Преследование | страница 32



— Что теперь со мной будет? — после долгого молчания вновь спросил Ахмет-ходжа.

— Как поведешь себя, так с тобой и будет.

Ахмет-ходжа плотнее завернулся в тулуп и затих, будто уснул.

За полночь поредела россыпь желтых огоньков в стороне Гуляевки. Осталось лишь несколько, что светились попарно, будто глаза зверья.

Я очень продрог, и, сколько ни прыгал, колотя валенками один о другой, мороз ледяными иглами пронзил ноги в мокрых портянках. И эти тонкие иглы были так пронзительны, что доставали до сердца — я чувствовал, как оно ежилось.

Да костра-то нельзя разжечь!

Наконец прибыли Кабаргин и старший лейтенант на верблюдах.

Поели горячего мяса, попили горячей шурпы — бульону. Кабаргин в кастрюльке, завернутой в кошму, привез. Как-то пободрей, повеселей стало, когда мы поели и пополнили запасы продуктов. Я сел на лошадь, а Кабаргин и Ахмет-ходжа — на верблюдов и, простившись со старшим лейтенантом, двинулись в пески Саксаулдала, точно держа курс на будущую зарю.

Так ехали день и второй, еще и еще.



Посыпался густой крупный снег, и сразу потеплело, стих пронзительный ветер. Все скрылось, и в глухой тиши казалось, будто слышится мягкий шорох вяло опускавшихся хлопьев.

Так было всю следующую ночь; мы словно не двинулись с места, потому что движение меж летящего снега не ощущалось. Когда рассвело, снегопад прекратился, тучи исчезли, точно просыпались на землю без остатка. А они на самом деле зависли над горизонтом, словно горы, затягивая восход солнца. Над нашими головами простиралось в самой выси непомерно огромное облако, похожее на белую шкурку каракуля, тугой виток к тугому витку. Его солнце подсвечивало внизу. Наблюдать такое было странно и очень приятно.
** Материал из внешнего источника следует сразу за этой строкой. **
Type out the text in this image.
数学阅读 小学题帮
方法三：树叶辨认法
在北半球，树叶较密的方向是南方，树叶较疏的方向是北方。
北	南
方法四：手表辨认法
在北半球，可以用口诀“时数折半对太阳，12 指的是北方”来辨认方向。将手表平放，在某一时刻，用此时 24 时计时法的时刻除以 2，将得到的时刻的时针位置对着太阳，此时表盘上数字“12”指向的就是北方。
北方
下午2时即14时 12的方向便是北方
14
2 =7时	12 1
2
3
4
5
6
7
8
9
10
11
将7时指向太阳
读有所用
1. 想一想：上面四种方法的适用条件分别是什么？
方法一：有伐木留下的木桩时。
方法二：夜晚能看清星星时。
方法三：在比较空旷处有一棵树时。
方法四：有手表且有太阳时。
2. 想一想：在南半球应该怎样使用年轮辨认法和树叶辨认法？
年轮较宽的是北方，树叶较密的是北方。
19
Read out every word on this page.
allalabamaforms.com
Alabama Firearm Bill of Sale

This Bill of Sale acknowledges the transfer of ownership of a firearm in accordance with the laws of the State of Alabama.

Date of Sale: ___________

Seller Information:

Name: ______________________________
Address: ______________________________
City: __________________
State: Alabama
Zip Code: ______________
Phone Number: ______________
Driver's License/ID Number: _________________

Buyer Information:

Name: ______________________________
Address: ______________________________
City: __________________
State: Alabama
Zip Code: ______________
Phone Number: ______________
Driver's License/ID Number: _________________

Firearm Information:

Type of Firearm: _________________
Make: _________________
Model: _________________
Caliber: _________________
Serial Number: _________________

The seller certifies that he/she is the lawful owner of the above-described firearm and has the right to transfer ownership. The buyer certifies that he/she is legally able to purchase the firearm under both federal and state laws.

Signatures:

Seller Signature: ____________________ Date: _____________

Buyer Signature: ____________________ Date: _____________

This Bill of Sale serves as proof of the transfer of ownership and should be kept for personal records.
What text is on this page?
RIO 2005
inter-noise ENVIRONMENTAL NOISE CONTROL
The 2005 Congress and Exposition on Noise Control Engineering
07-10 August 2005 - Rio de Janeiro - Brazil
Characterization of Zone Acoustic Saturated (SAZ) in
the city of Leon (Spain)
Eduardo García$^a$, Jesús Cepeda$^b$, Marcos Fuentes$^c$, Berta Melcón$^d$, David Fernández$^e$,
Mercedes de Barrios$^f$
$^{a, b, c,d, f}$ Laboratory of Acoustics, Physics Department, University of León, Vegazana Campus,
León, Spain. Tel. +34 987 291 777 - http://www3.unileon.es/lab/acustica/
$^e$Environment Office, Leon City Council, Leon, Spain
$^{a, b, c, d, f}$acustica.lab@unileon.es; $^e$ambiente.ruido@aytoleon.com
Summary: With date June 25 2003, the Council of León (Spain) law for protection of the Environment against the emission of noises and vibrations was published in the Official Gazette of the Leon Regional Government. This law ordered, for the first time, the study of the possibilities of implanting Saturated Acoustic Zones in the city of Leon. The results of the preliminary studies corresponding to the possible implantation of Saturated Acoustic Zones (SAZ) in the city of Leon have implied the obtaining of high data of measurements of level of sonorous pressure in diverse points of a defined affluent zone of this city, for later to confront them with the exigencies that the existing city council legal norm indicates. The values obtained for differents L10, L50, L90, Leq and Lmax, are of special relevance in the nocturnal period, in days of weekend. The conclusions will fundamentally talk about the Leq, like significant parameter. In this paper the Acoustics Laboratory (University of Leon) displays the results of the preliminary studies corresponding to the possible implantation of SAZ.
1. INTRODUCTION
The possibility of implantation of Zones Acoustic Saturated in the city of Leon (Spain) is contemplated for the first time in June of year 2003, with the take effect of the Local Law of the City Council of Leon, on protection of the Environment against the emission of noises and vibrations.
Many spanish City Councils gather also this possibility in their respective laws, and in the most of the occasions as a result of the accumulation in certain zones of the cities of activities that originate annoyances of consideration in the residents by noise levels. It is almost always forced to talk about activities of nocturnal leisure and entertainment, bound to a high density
Меж холмами стояли саксауловые рощи, серые, без тени на снегу, лохматые, корявые и сквозные. Мы видели, как поднимаются из сугроба и ближнее и самое далекое деревья, каждое в отдельности, само по себе. В тот бессолнечный и слепящий день нервные, измученные деревья выглядели красивыми, замершими в своем безмолвном страдании.

На опушках попадались песчаные акации. Они изящно, совсем как березы, опускали долу прозрачные нежно-фиолетовые пряди ветвей, концы которых утопали в сугробах. Ветвистые кусты тамариска принакрылись снежными папахами. Мелкие шары колючек щеголяли в белых тюбетейках.

Верблюды, очевидно, чувствовали себя нашими хозяевами в прекрасном замершем мире. Они гордо несли свои головы, украшенные рыжими чубами. Толстогубые морды их выражали спокойствие и удовлетворение. Они знали все и ступали, не глядя под ноги, с торжественной церемонностью владык.